After updating the test matrix to include Node v21 I noticed signing takes ages, causing tests to fail. Maybe this is something to do with the fact I'm still using CryptoJS? I'm not sure...

I think for now we should look into moving over to the built-in crypto functions. Might improve performance and should have the added benefit of reducing the package size

[ryanwalters]

Also worth noting, crypto-js was discontinued as of October 2023. I'm not an expert on crypto stuff, but this issue might be useful for migrating over to the node:crypto equivalents of crypto-js functionality.

[simonmcallister0210]

Yes it's been at the back of my mind for a while and I've been thinking about how to approach it. I definitely want to move over to the standard crypto library very soon

I wasn't aware of this issue. Some useful info in there that'll come in handy. Thanks! If you (or anyone else) find any more useful guides or discussions feel free to drop them here. It'll make my life a lot easier when we eventually do make the transition 😁

[rhoberman]

I'm using React Native with Hermes and I was experiencing 5+ second waits on an iPhone 16.

I'm using the buffer polyfill. I did some profiling on both buffer and crypto-js and neither seemed to be the problem. Rather it seems it is jsbn. Replacing its BigInteger with the in-built BigInt gives me pretty good performance (around 6 times faster).

See my fork.

I know using BigInt may not work for everyone. If not, would it be possible to make the BigInteger library configurable?

[simonmcallister0210]

I'm using the buffer polyfill. I did some profiling on both buffer and crypto-js and neither seemed to be the problem. Rather it seems it is jsbn. Replacing its BigInteger with the in-built BigInt gives me pretty good performance (around 6 times faster).

Ah good spot! Thats really useful to know

I know using BigInt may not work for everyone. If not, would it be possible to make the BigInteger library configurable?

Maybe yeah.. I'm thinking we could create a layer of abstraction for large numbers, then swap out the underlying library based on config.
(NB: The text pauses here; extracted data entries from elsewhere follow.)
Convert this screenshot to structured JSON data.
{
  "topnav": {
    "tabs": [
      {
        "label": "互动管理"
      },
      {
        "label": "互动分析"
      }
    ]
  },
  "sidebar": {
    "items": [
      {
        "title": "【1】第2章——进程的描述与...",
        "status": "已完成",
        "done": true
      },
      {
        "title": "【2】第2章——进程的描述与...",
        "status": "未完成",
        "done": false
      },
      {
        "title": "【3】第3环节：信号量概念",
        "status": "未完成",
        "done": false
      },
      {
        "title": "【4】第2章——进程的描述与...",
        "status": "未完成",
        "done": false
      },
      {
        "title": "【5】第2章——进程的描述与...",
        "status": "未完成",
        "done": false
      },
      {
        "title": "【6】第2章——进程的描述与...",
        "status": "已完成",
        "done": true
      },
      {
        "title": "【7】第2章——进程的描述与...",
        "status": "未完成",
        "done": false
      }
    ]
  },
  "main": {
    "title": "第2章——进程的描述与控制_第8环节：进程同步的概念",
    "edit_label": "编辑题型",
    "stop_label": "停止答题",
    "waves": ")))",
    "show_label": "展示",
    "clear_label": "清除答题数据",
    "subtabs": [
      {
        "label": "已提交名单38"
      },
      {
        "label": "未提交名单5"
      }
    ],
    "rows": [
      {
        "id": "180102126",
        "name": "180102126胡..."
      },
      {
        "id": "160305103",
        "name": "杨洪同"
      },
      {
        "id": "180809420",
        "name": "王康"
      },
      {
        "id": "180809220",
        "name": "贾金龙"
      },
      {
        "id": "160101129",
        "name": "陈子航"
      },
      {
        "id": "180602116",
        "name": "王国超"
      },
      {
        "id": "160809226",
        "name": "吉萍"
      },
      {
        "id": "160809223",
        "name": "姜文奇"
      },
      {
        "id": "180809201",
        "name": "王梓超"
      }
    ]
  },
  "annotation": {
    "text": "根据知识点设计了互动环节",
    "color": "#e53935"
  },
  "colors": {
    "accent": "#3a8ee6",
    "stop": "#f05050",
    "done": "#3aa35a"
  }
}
Wouldn't need to install any new dependencies since BigInt is built-in. Shouldn't cause any interference for existing users

I'm a bit stuck on how we'd specify that config. Our library's all functions so we're limited in what we can do. We could use environment variable, a package level config object, more function params... I'll give it some thought

Should be do-able though. I'll put together a solution soon. Feel free to open a PR if you feel like it, always happy to collaborate

[rhoberman]

Hey, thanks for the thoughtful response and for considering configurability! Here’s my take: - My initial thought is to provide a higher-order function, something like createCognitoSrpHelper(config): CognitoSrpHelper. This would avoid configuring the library itself and stays aligned with the functional paradigm, which I think is important to preserve. - I’d be very happy to use an instance-based approach since I don’t have many integration points, so it’s easy for me to adopt. - To keep the current "import-and-use" style (and avoid breaking the existing API), you could internally create a default instance and have the existing functions delegate to that instance. This way, users who don’t need customization won’t be impacted, while others can benefit from the flexibility. Let me know your thoughts! I’d be happy to help out with a refactor if needed.